Seçimden sonra dile getirilen tezlerden biri şu: AKP’nin yerel seçimde ikinci parti konumuna düşmesi nedeniyle Erdoğan’ın eli zayıfladı, Batı ne isterse yapmaya mecbur kalacak, Türkiye kaybedecek…

Bu tezin hiçbir geçerliliği yok. Çünkü Erdoğan’ın eli güçlüyken de Batı’nın istediklerini yapıyordu!

AKP TBMM’nin üçte iki çoğunluğunu aldığında Erdoğan ABD’nin BOP eşbaşkanı oldu. Erdoğan Irak’a saldırıda kullansın diye ABD’ye Türkiye’nin limanlarını, havaalanlarını açtığında eli güçlü bir başbakandı.

Çok eskide mi kaldı dediniz? Daha dün Erdoğan ABD’nin talebiyle İsveç’in NATO üyeliğini onaylarken güçlü cumhurbaşkanı değil miydi? Erdoğan son 10 yıldır ABD ve AB’nin talebiyle milyonlarca sığınmacıyı fon karşılığında Türkiye’de tutarken güçlü cumhurbaşkanı değil miydi?

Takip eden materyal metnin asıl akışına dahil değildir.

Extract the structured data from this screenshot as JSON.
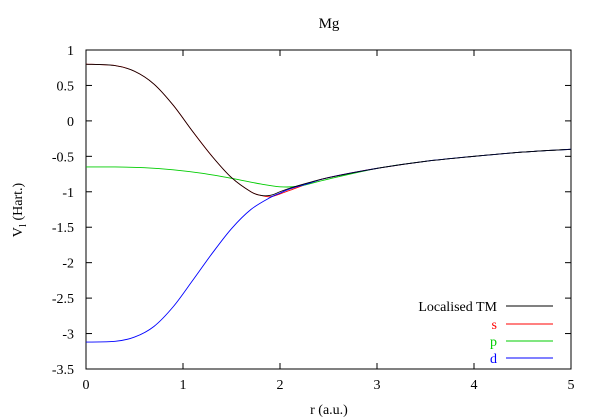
{
  "chart_data": {
    "type": "line",
    "title": "Mg",
    "xlabel": "r (a.u.)",
    "ylabel_main": "V",
    "ylabel_sub": "l",
    "ylabel_rest": " (Hart.)",
    "xlim": [
      0,
      5
    ],
    "ylim": [
      -3.5,
      1
    ],
    "x_ticks": [
      0,
      1,
      2,
      3,
      4,
      5
    ],
    "x_tick_labels": [
      "0",
      "1",
      "2",
      "3",
      "4",
      "5"
    ],
    "y_ticks": [
      1,
      0.5,
      0,
      -0.5,
      -1,
      -1.5,
      -2,
      -2.5,
      -3,
      -3.5
    ],
    "y_tick_labels": [
      "1",
      "0.5",
      "0",
      "-0.5",
      "-1",
      "-1.5",
      "-2",
      "-2.5",
      "-3",
      "-3.5"
    ],
    "grid": false,
    "legend_position": "bottom-right",
    "series": [
      {
        "name": "Localised TM",
        "color": "#000000",
        "x": [
          0,
          0.3,
          0.5,
          0.7,
          0.9,
          1.1,
          1.3,
          1.5,
          1.7,
          1.8,
          1.9,
          2.0,
          2.1,
          2.3,
          2.5,
          3.0,
          3.5,
          4.0,
          4.5,
          5.0
        ],
        "y": [
          0.8,
          0.78,
          0.7,
          0.52,
          0.22,
          -0.15,
          -0.5,
          -0.8,
          -1.0,
          -1.05,
          -1.05,
          -1.0,
          -0.95,
          -0.87,
          -0.8,
          -0.67,
          -0.57,
          -0.5,
          -0.44,
          -0.4
        ]
      },
      {
        "name": "s",
        "color": "#ff0000",
        "x": [
          0,
          0.3,
          0.5,
          0.7,
          0.9,
          1.1,
          1.3,
          1.5,
          1.7,
          1.8,
          1.9,
          2.0,
          2.1,
          2.3,
          2.5,
          3.0,
          3.5,
          4.0,
          4.5,
          5.0
        ],
        "y": [
          0.8,
          0.78,
          0.7,
          0.52,
          0.22,
          -0.15,
          -0.5,
          -0.8,
          -1.0,
          -1.05,
          -1.07,
          -1.03,
          -0.98,
          -0.88,
          -0.8,
          -0.67,
          -0.57,
          -0.5,
          -0.44,
          -0.4
        ]
      },
      {
        "name": "p",
        "color": "#00cc00",
        "x": [
          0,
          0.3,
          0.6,
          0.9,
          1.2,
          1.5,
          1.8,
          2.0,
          2.2,
          2.5,
          3.0,
          3.5,
          4.0,
          4.5,
          5.0
        ],
        "y": [
          -0.65,
          -0.65,
          -0.66,
          -0.69,
          -0.74,
          -0.81,
          -0.89,
          -0.93,
          -0.92,
          -0.82,
          -0.67,
          -0.57,
          -0.5,
          -0.44,
          -0.4
        ]
      },
      {
        "name": "d",
        "color": "#0000ff",
        "x": [
          0,
          0.3,
          0.5,
          0.7,
          0.9,
          1.1,
          1.3,
          1.5,
          1.7,
          1.9,
          2.0,
          2.1,
          2.3,
          2.5,
          3.0,
          3.5,
          4.0,
          4.5,
          5.0
        ],
        "y": [
          -3.12,
          -3.11,
          -3.05,
          -2.9,
          -2.62,
          -2.25,
          -1.87,
          -1.52,
          -1.25,
          -1.08,
          -1.02,
          -0.96,
          -0.88,
          -0.8,
          -0.67,
          -0.57,
          -0.5,
          -0.44,
          -0.4
        ]
      }
    ]
  }
}
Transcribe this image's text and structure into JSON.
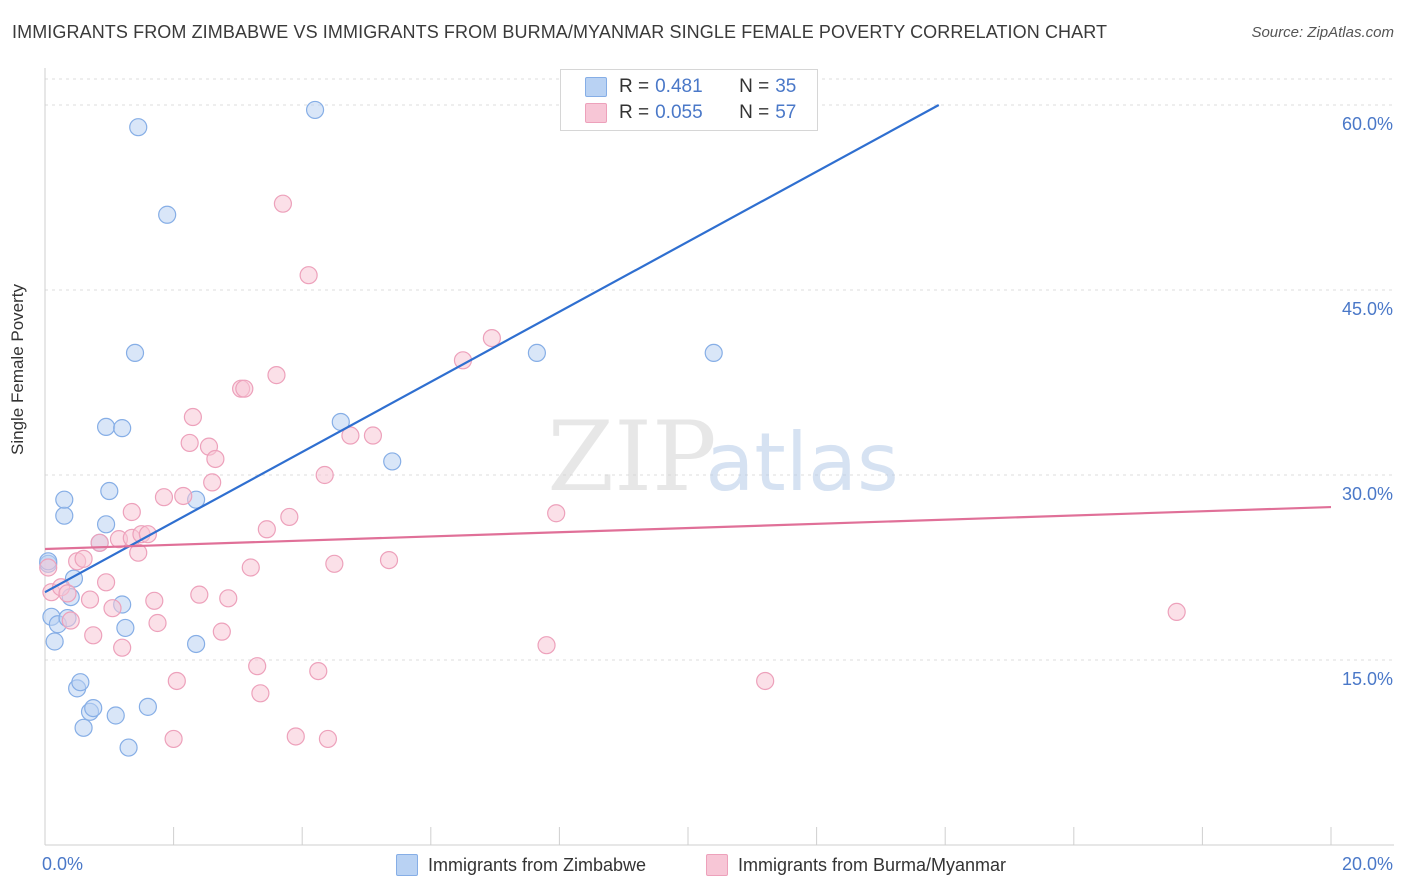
{
  "title": "IMMIGRANTS FROM ZIMBABWE VS IMMIGRANTS FROM BURMA/MYANMAR SINGLE FEMALE POVERTY CORRELATION CHART",
  "source": "Source: ZipAtlas.com",
  "watermark": {
    "zip": "ZIP",
    "atlas": "atlas"
  },
  "colors": {
    "blue_fill": "#b9d2f3",
    "blue_stroke": "#86aee6",
    "blue_line": "#2f6fd0",
    "pink_fill": "#f7c6d6",
    "pink_stroke": "#eda1bb",
    "pink_line": "#e07098",
    "tick_label": "#4a78c8"
  },
  "legend": {
    "zimbabwe": {
      "r_label": "R =",
      "r_value": "0.481",
      "n_label": "N =",
      "n_value": "35"
    },
    "burma": {
      "r_label": "R =",
      "r_value": "0.055",
      "n_label": "N =",
      "n_value": "57"
    }
  },
  "bottom_legend": {
    "zimbabwe": "Immigrants from Zimbabwe",
    "burma": "Immigrants from Burma/Myanmar"
  },
  "chart_data": {
    "type": "scatter",
    "xlabel": "",
    "ylabel": "Single Female Poverty",
    "xlim": [
      0,
      20
    ],
    "ylim": [
      0,
      63
    ],
    "x_tick_labels": [
      {
        "value": 0,
        "label": "0.0%"
      },
      {
        "value": 20,
        "label": "20.0%"
      }
    ],
    "y_tick_labels": [
      {
        "value": 15,
        "label": "15.0%"
      },
      {
        "value": 30,
        "label": "30.0%"
      },
      {
        "value": 45,
        "label": "45.0%"
      },
      {
        "value": 60,
        "label": "60.0%"
      }
    ],
    "series": [
      {
        "name": "Immigrants from Zimbabwe",
        "color": "blue",
        "trend": {
          "x": [
            0,
            13.9
          ],
          "y": [
            20.5,
            60
          ]
        },
        "points": [
          [
            0.05,
            22.8
          ],
          [
            0.1,
            18.5
          ],
          [
            0.15,
            16.5
          ],
          [
            0.2,
            17.9
          ],
          [
            0.3,
            26.7
          ],
          [
            0.35,
            18.4
          ],
          [
            0.4,
            20.1
          ],
          [
            0.45,
            21.6
          ],
          [
            0.5,
            12.7
          ],
          [
            0.55,
            13.2
          ],
          [
            0.6,
            9.5
          ],
          [
            0.7,
            10.8
          ],
          [
            0.75,
            11.1
          ],
          [
            0.3,
            28.0
          ],
          [
            0.85,
            24.5
          ],
          [
            0.95,
            26.0
          ],
          [
            1.0,
            28.7
          ],
          [
            1.1,
            10.5
          ],
          [
            1.2,
            19.5
          ],
          [
            1.25,
            17.6
          ],
          [
            0.95,
            33.9
          ],
          [
            1.2,
            33.8
          ],
          [
            1.3,
            7.9
          ],
          [
            1.4,
            39.9
          ],
          [
            1.45,
            58.2
          ],
          [
            1.6,
            11.2
          ],
          [
            1.9,
            51.1
          ],
          [
            2.35,
            16.3
          ],
          [
            2.35,
            28.0
          ],
          [
            4.2,
            59.6
          ],
          [
            4.6,
            34.3
          ],
          [
            5.4,
            31.1
          ],
          [
            7.65,
            39.9
          ],
          [
            10.4,
            39.9
          ],
          [
            0.05,
            23.0
          ]
        ]
      },
      {
        "name": "Immigrants from Burma/Myanmar",
        "color": "pink",
        "trend": {
          "x": [
            0,
            20
          ],
          "y": [
            24.0,
            27.4
          ]
        },
        "points": [
          [
            0.05,
            22.5
          ],
          [
            0.1,
            20.5
          ],
          [
            0.25,
            20.9
          ],
          [
            0.35,
            20.4
          ],
          [
            0.4,
            18.2
          ],
          [
            0.5,
            23.0
          ],
          [
            0.6,
            23.2
          ],
          [
            0.7,
            19.9
          ],
          [
            0.75,
            17.0
          ],
          [
            0.85,
            24.5
          ],
          [
            0.95,
            21.3
          ],
          [
            1.05,
            19.2
          ],
          [
            1.15,
            24.8
          ],
          [
            1.2,
            16.0
          ],
          [
            1.35,
            24.9
          ],
          [
            1.35,
            27.0
          ],
          [
            1.45,
            23.7
          ],
          [
            1.5,
            25.2
          ],
          [
            1.6,
            25.2
          ],
          [
            1.7,
            19.8
          ],
          [
            1.75,
            18.0
          ],
          [
            1.85,
            28.2
          ],
          [
            2.05,
            13.3
          ],
          [
            2.0,
            8.6
          ],
          [
            2.15,
            28.3
          ],
          [
            2.25,
            32.6
          ],
          [
            2.3,
            34.7
          ],
          [
            2.4,
            20.3
          ],
          [
            2.55,
            32.3
          ],
          [
            2.6,
            29.4
          ],
          [
            2.65,
            31.3
          ],
          [
            2.75,
            17.3
          ],
          [
            2.85,
            20.0
          ],
          [
            3.05,
            37.0
          ],
          [
            3.1,
            37.0
          ],
          [
            3.2,
            22.5
          ],
          [
            3.3,
            14.5
          ],
          [
            3.35,
            12.3
          ],
          [
            3.45,
            25.6
          ],
          [
            3.6,
            38.1
          ],
          [
            3.7,
            52.0
          ],
          [
            3.8,
            26.6
          ],
          [
            3.9,
            8.8
          ],
          [
            4.1,
            46.2
          ],
          [
            4.25,
            14.1
          ],
          [
            4.35,
            30.0
          ],
          [
            4.4,
            8.6
          ],
          [
            4.5,
            22.8
          ],
          [
            4.75,
            33.2
          ],
          [
            5.1,
            33.2
          ],
          [
            5.35,
            23.1
          ],
          [
            6.5,
            39.3
          ],
          [
            6.95,
            41.1
          ],
          [
            7.8,
            16.2
          ],
          [
            7.95,
            26.9
          ],
          [
            11.2,
            13.3
          ],
          [
            17.6,
            18.9
          ]
        ]
      }
    ]
  }
}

21 yılın dış politika tavizlerini burada listelemeye gerek yok, tablo ortada.

“Seçim sonrası eli zayıfladı, Batı’nın istediklerini yapmaya mecbur kalacak” varsayımı, Erdoğan’ın Atlantik düzeni karşıtı olduğu hayaline dayanıyor. Oysa Erdoğan hep Atlantikçidir. O düzen içinde zaman zaman taktik seviyede itirazlarda bulunması, stratejik konumunu değiştirmez. Kaldı ki neoliberal ekonomi programı uygulayan birinin Atlantik düzeninin dışında olma şansı yoktur.

Evet, Türk dış politikasın yönünü belirleyen en önemli etkenlerden biri uygulanan ekonomik programdır. Neoliberal program ile Atlantikçilik birbirinin bütünleyenidir. Şöyle de söyleyebiliriz: Neoliberal programı uygulayan hükümetlerin Atlantik düzeninden çıkma şansı yoktur; o düzenin içinde en fazla taktik seviyede itirazları olur. O itirazlar da “stratejik değerlenme” çabasıdır.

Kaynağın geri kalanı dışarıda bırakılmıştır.